Japanese bombers caught up with the William B. Preston at Darwin Australia on 19 February 1942. Despite the rapidity with which the attack developed and the very obvious danger of being trapped by an explosion, Wilson went immediately below decks and had just completed closing all doors and hatches when a bomb hitting within a few feet of him caused his death. He was posthumously awarded the Silver Star.

==Construction and commissioning==
The ship's keel was laid down on 20 December 1943 by Brown Shipbuilding Co. at their yard in Houston, Texas. LeRay Wilson was launched on 28 January 1944; sponsored by Mrs. Julia Wilson, mother of LeRay Wilson and commissioned on 10 May 1944.

==History==

===World War II===
After shakedown off Bermuda, the new destroyer escort departed Boston, Massachusetts, 15 July 1944 for the Pacific war zone. With calls at San Diego, California, Pearl Harbor, and Eniwetok, LeRay Wilson arrived at Manus in Admiralty Islands, as the Navy prepared for the invasion of the Philippines. Departing 12 October, she escorted Task Force 77.4.2 to Leyte, arriving 18 October. For the next 12 days, the destroyer escort remained on station screening Rear Admiral Felix Stump's escort carriers while they repelled the attacking Japanese fleet and provided air cover for the landings. The ship arrived at Manus on 3 November and returned to the battle from 20 to 28 November, escorting more carriers to provide air cover for the enemy-infested convoy lanes east and southeast of Leyte.
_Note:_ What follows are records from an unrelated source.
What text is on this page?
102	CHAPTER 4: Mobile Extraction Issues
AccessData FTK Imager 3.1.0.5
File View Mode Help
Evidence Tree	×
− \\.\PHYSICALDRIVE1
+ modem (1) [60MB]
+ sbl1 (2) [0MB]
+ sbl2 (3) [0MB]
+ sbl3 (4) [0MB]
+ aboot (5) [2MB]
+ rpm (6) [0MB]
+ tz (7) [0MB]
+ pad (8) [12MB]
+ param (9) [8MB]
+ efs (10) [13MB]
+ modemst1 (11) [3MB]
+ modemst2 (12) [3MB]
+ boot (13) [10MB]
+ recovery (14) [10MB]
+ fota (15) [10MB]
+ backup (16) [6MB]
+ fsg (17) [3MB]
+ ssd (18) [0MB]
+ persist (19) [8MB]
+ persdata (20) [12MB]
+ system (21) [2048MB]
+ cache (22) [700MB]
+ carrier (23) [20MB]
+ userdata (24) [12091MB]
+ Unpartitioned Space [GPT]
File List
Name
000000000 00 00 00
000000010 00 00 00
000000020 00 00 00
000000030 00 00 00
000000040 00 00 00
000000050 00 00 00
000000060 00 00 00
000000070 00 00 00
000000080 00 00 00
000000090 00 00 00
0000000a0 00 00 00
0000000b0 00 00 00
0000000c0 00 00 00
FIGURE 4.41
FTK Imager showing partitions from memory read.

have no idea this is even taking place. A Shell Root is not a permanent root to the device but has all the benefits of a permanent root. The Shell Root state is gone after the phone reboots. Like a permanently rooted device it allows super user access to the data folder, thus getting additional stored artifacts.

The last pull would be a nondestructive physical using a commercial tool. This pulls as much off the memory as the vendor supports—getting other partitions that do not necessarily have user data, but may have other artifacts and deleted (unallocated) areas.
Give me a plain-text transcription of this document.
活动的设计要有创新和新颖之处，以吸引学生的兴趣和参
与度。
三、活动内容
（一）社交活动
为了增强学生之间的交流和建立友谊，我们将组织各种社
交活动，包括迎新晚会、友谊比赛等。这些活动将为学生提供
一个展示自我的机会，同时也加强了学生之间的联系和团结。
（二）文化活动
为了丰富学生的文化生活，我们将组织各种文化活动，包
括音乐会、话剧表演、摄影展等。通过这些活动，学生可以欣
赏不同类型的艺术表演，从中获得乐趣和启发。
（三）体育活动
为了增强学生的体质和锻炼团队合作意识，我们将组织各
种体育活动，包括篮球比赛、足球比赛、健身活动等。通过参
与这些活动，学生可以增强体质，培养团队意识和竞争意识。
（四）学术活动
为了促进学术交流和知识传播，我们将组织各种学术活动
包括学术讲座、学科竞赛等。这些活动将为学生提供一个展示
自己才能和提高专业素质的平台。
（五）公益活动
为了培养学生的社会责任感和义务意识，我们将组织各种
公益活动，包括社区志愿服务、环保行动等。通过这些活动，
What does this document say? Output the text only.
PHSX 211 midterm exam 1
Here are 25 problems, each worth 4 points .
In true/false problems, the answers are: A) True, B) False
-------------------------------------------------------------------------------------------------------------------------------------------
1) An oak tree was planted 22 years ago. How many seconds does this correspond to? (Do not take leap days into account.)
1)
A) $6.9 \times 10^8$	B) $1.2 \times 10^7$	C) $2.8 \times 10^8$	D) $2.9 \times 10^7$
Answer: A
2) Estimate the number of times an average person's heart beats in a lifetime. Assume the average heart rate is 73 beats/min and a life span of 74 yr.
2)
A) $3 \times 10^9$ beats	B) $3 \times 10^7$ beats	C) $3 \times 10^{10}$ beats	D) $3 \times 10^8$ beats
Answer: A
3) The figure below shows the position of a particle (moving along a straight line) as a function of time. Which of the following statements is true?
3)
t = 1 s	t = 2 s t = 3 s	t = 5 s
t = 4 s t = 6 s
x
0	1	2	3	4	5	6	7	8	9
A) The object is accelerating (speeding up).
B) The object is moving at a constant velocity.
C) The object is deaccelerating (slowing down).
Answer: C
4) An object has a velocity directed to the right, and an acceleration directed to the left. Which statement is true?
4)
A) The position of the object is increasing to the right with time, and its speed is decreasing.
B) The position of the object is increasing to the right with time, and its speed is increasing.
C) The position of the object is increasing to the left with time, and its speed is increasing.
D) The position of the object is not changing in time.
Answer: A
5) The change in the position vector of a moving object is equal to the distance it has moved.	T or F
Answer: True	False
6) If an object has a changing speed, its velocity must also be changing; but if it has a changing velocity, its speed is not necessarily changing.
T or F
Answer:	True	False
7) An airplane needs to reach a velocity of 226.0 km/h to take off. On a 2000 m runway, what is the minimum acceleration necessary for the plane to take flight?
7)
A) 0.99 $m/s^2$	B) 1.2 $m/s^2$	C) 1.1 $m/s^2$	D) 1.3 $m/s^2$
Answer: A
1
With Leyte secured, the destroyer escort immediately became involved in the Lingayen Gulf operation. While on antisubmarine patrol near the western entrance to Lingayen Gulf on 10 January 1945, LeRay Wilson underwent Japanese kamikaze attacks. Spotting an enemy two-engine bomber dead ahead about 25 ft off the water, the ship's gunners maintained continuous gunfire, diverting the aircraft enough to save the ship. As the plane splashed, its starboard wing crashed the ship's port side, killing six gunners, seriously wounding seven more, and causing extensive damage. LeRay Wilson continued patrolling until relieved later the same day, then steamed for Manus. In his battle report Lt. Comdr. M. V. Carson, commanding officer, wrote of the crew: "I say that those men made naval tradition. May their gallant acts live always in the memory of a grateful nation....They were my shipmates and I am proud of them".

During February and March 1945, the ship repaired its port side and prepared for the largest operations of the Pacific war, the capture and occupation of Okinawa. During April, she escorted two convoys of supply ships from Saipan to Okinawa. On 1 May LeRay Wilson began antisubmarine and antiaircraft screening duties off Okinawa. On 26 May she detected and made runs on a midget submarine. Two days later, quick action from the destroyer escort splashed an enemy kamikaze before it could crash into a sister ship. She departed Okinawa on 16 June and arrived Ulithi on 26 June.

For the remainder of the war, LeRay Wilson supported the strikes on the Japanese homeland, escorting oilers and other logistics ships to rendezvous with Admiral William Halsey's 3rd Fleet in the East China Sea. After the Surrender of Japan, she steamed to Tokyo Bay for occupation duty.

The ship departed Tokyo Bay 12 October for Okinawa en route to duty along the coast of China, remaining there until she sailed 26 December for San Francisco, California, arriving 16 January 1946 and joining the Pacific Reserve Fleet. LeRay Wilson decommissioned on 15 January 1947.

===Korean War and fate===

With the advent of the Korean War and the need for more fighting ships, LeRay Wilson recommissioned on 28 March 1951. After 21/2 years of training and patrol duty between the U.S. West Coast and Pearl Harbor, the ship departed Pearl Harbor on 27 August 1954 for the first of four WestPac cruises. LeRay Wilson continued these missions to the Far East until she decommissioned at San Diego on 30 January 1959 and reentered the Pacific Reserve Fleet. On 15 May 1972 she was struck from the Navy list, and, on 14 September 1973, she was sold for scrap and broken up.

==Awards==

LeRay Wilson received four battle stars for World War II service.